Image source, Getty Images
Image caption,
International labour organisations say conditions remain unsafe for migrant workers in Qatar

The committee responsible for the football World Cup in Qatar says a new "workers' charter" will protect labourers.

Dario Cadavid, Assurance and Integration Senior Manager, Qatar 2022 Supreme Committee, said worker safety was of "paramount importance".

However the International Trade Union Confederation (ITUC) said it was "very disappointed".

The ITUC's Sharan Burrow said the charter will not help migrant workers.

Ms Burrow was critical of a process under which, she said, "none of (the) documents have been released to the public or discussed with unions, and workers remain in the dark about their rights".

The charter was announced at a conference of the Institute of Occupational Health and Safety (IOSH) held in the Qatari capital Doha on Wednesday.

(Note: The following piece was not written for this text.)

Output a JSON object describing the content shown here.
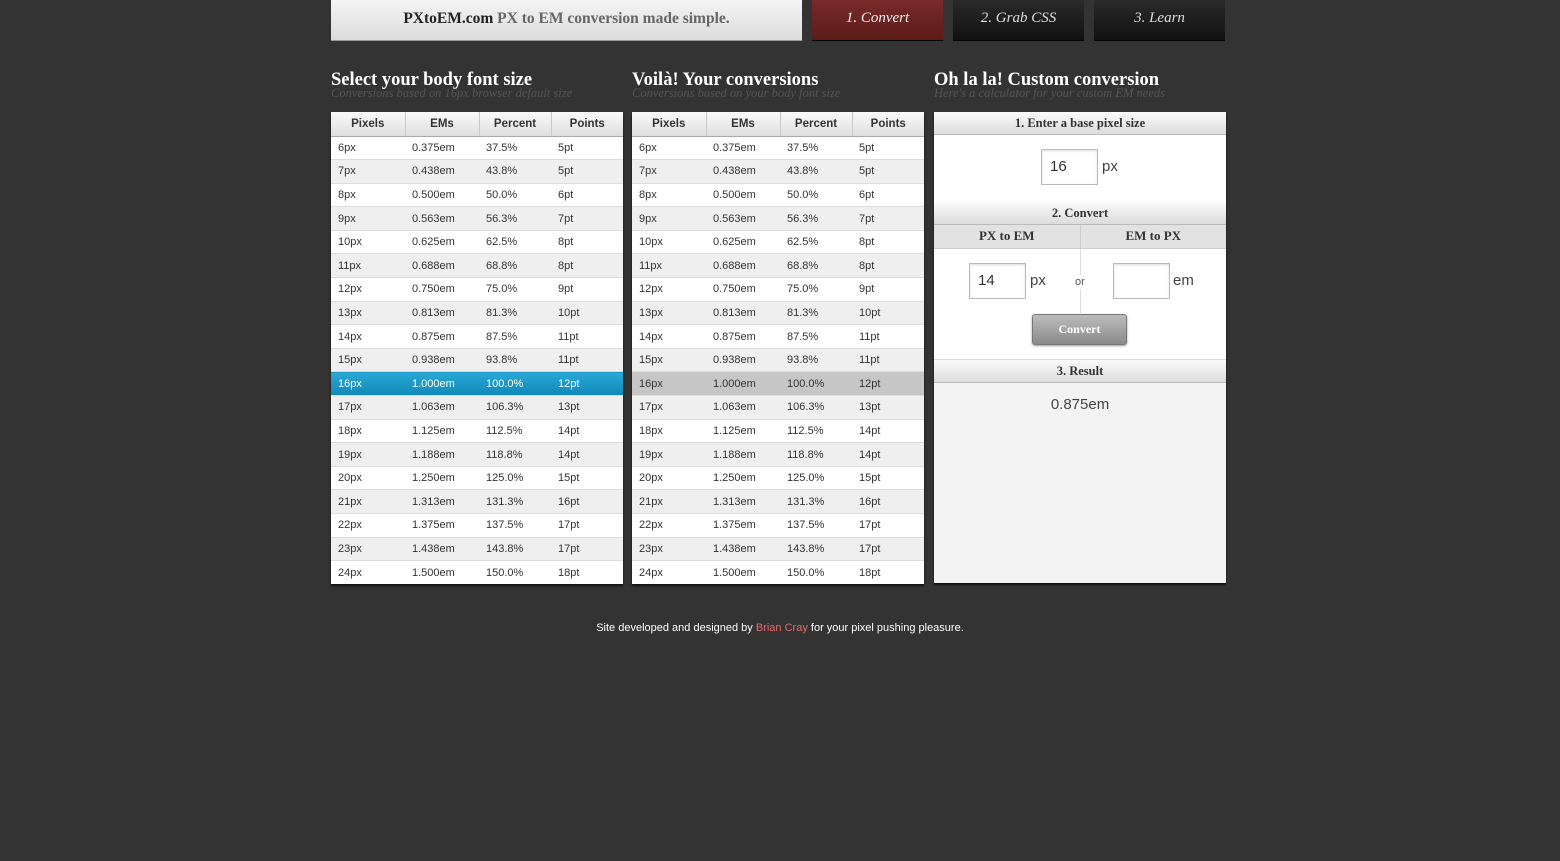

Mr Cadavid told the conference: "We look forward to a long-term partnership with IOSH to ensure a lasting legacy of worker welfare standards in Qatar."

Image source, AFP
Image caption,
Sheikh Hamad, Qatar's emir, lifts football's World Cup after the Gulf state was chosen to host the 2022 championship

He added "we are working very hard preparing the groundwork, including developing a comprehensive strategy on workers' safety, health, security and welfare and the workers charter is is only a first step. We are aware of the task that is ahead of us and will work in a sustained and committed manner to succeed".

Qatar and other Gulf states have long been criticised by international labour and human rights organisation for the poor treatment of migrant workers who suffer from low wages, high death rates on construction sites and substandard living conditions.

Most of the workers come from the Indian subcontinent and the Philippines.

A new study on human trafficking by the International Labor Organisation (ILO) states that migrant workers in the Middle East are among the most likely group of people to become victims of forced labour.

The report highlighted the Kafala (sponsorship) system where workers are not allowed to end unfair employment contracts or change employers, calling it "inherently problematic".

The ITUC's Sharan Burrow said that what she called loopholes in the Qatari labour law created "conditions of 21st century slavery".

She added: "Reform of Qatari labour law to meet international standards is the only way to give workers in Qatar their rights."

In a statement to the BBC, FIFA - the international football body which runs the World Cup - said that the ITUC, the ILO (International Labour Organisation) and Human Rights Watch were among a number of organisations it was meeting to "ensure healthy, safe and dignified working conditions" are in place when stadium construction begins later this year.